As some of you know they are not really my guys. I like them. Their music is obviously part of my past. I mean, isn’t it somehow part of all of our pasts. I guess for most of my life I just wrote them off as a sound (and a cheesy one at that) but not without merit. The harmonies are great, the sound is uplifting and fun, but cheesy. Then, as I got older, it was slowly and hypnotically droned into my head that Brian Wilson was a genius on par with the Beatles. I did my homework. I learned about Brian and his brain. I learned about the parallels between Sgt. Pepper’s and Pet Sounds. I learned about Smile. I did all of these things, halfheartedly, but I did them. I get that he is an amazing arranger and the vocal and instrumental layering and harmonies are inspired. I have Pet Sounds. I have Smile. I've listened to them many times. I can’t seem to handle being blasted with the beautifully layered pain and sadness of them but that is the genius. I guess I just am not ready. Soon.
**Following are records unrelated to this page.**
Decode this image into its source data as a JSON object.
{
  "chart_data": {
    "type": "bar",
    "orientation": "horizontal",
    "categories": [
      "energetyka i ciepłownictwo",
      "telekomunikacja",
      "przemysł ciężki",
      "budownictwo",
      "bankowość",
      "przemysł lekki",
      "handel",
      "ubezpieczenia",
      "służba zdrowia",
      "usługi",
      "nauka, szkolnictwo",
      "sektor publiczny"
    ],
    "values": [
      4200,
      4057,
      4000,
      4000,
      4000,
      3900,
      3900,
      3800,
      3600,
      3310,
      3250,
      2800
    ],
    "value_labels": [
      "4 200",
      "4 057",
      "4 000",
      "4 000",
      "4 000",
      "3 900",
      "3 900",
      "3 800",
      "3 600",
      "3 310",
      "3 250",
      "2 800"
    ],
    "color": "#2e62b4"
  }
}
A highlight of the show for me last night was that Paul Stanley was sitting right behind us in the same box and I said nothing. He’s definitely not one of my guys.

Rick Shapiro is on the show Monday. He is an old friend and occasional enemy. I love the guy. I really do. He is an unbridled madman of a performer and one of the most visceral, present and inspired comedians I have ever known. It is always amazing watching him. It is never comfortable but always riveting. We try to have a conversation but it is hard keeping Rick locked in so we riffed it out and had some great moments. Rick has been having some health issues lately and could use some support. If you feel like kicking in a bit go to rickshapiro.tv to help out. He is a bit immobilized and not unlike many, a bit broke.

On Thursday, from the new IFC show Bunk, it’s Kurt Braunohler. This was a very surprising talk. He is a sweet, interesting and deep dude. Funny too.